Autre discipline qui contribue à l’enracinement de la FSGT en Corse : l’athlétisme. En janvier 1983, Sport et plein air relate la venue de six Corses pour la fameuse course Marseille-Cassis. L’équipe était emmenée par un certain Antoine Branca, et ce dernier estime que « lorsqu'on fait le déplacement tout exprès de Corse, lorsqu'on a travaillé les nuits pour se payer le voyage, lorsqu'on est un tout petit club qui débute depuis un an, sans moyen et en butte aux tracasseries opposées par la Ligue et la FFA, lorsqu'en plus on a conscience de représenter la Corse, d'être des petits parmi les grands, on se doit de courir en se sortant les tripes. »
Retour au pays en 1991 avec la troisième édition du « Tour du Cap Corse pédestre par équipes de dix ». « On était venu de toute l'île pour ce rendez-vous désormais classique et, pour la première fois, on enregistrait la venue de trois formations " continentales " », note G. Léonardi dans SPA (12/91).

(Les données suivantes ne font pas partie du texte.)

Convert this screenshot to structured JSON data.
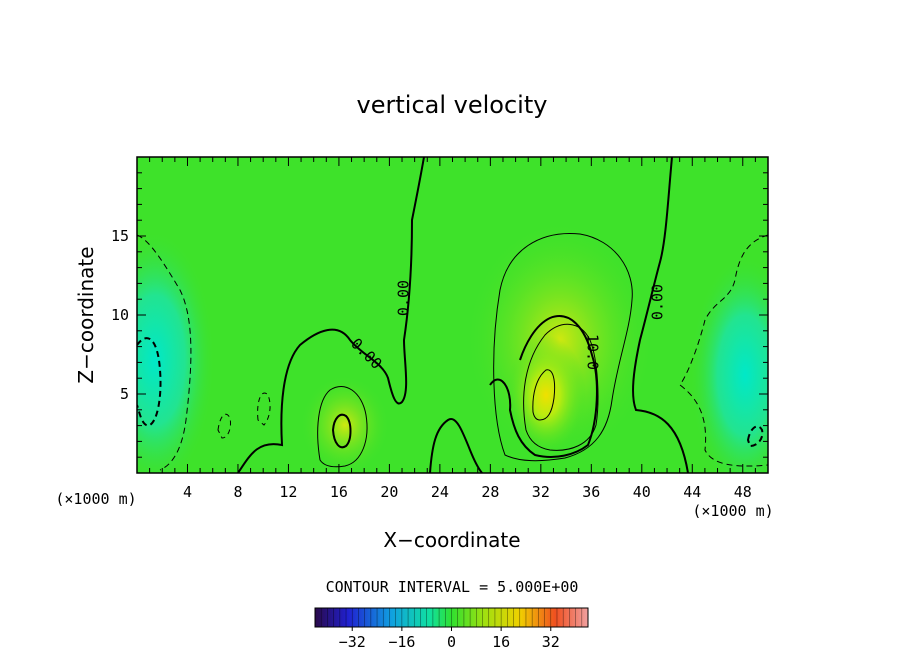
{
  "chart_data": {
    "type": "heatmap",
    "title": "vertical velocity",
    "xlabel": "X−coordinate",
    "ylabel": "Z−coordinate",
    "x_unit_left": "(×1000 m)",
    "x_unit_right": "(×1000 m)",
    "xlim": [
      0,
      50
    ],
    "ylim": [
      0,
      20
    ],
    "xticks": [
      4,
      8,
      12,
      16,
      20,
      24,
      28,
      32,
      36,
      40,
      44,
      48
    ],
    "yticks": [
      5,
      10,
      15
    ],
    "contour_interval_text": "CONTOUR INTERVAL = 5.000E+00",
    "contour_labels": [
      "0.00",
      "0.00",
      "10.0",
      "0.00"
    ],
    "colorbar": {
      "ticks": [
        -32,
        -16,
        0,
        16,
        32
      ],
      "tick_labels": [
        "−32",
        "−16",
        "0",
        "16",
        "32"
      ],
      "range": [
        -44,
        44
      ]
    },
    "features": [
      {
        "x": 33,
        "z": 5,
        "w": 22,
        "sign": "positive"
      },
      {
        "x": 34.5,
        "z": 8.5,
        "w": 16,
        "sign": "positive"
      },
      {
        "x": 16.5,
        "z": 3,
        "w": 14,
        "sign": "positive"
      },
      {
        "x": 3,
        "z": 6,
        "w": -10,
        "sign": "negative"
      },
      {
        "x": 47,
        "z": 5,
        "w": -9,
        "sign": "negative"
      }
    ],
    "grid": false,
    "legend": "none"
  }
}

En 1997, Antoine Branca, toujours lui, se rend aux Championnats de France FSGT de semi-marathon avec une bonne vingtaine d'insulaires. Satisfait de la moisson de ses troupes (trois titres masculins dont un par équipes en seniors), il témoigne dans le Sport et plein air de janvier 1997 à propos de la rudesse d’un circuit « plus dur que le laissait penser le profil plat car il y avait beaucoup de virages, et il fallait relancer sans cesse… Maintenant on rentre en avion, et on vous donne rendez-vous le 18 mai 1997 en Corse pour les prochains championnats de France FSGT de semi marathon à Campanile sur un parcours magnifique, à l'image de notre belle région ! »
Plusieurs disciplines viennent ensuite gonfler les effectifs du Comité comme le volley-ball. En 2004, les finales des Championnats de France FSGT de la discipline se tiennent même sur l’île de Beauté. Et du côté des sports de combat et des arts martiaux, le judo se fait aussi une sacré place depuis l’arrivée du Judo club bastiais en 2013 (présenté dans le SPA de décembre 2020)…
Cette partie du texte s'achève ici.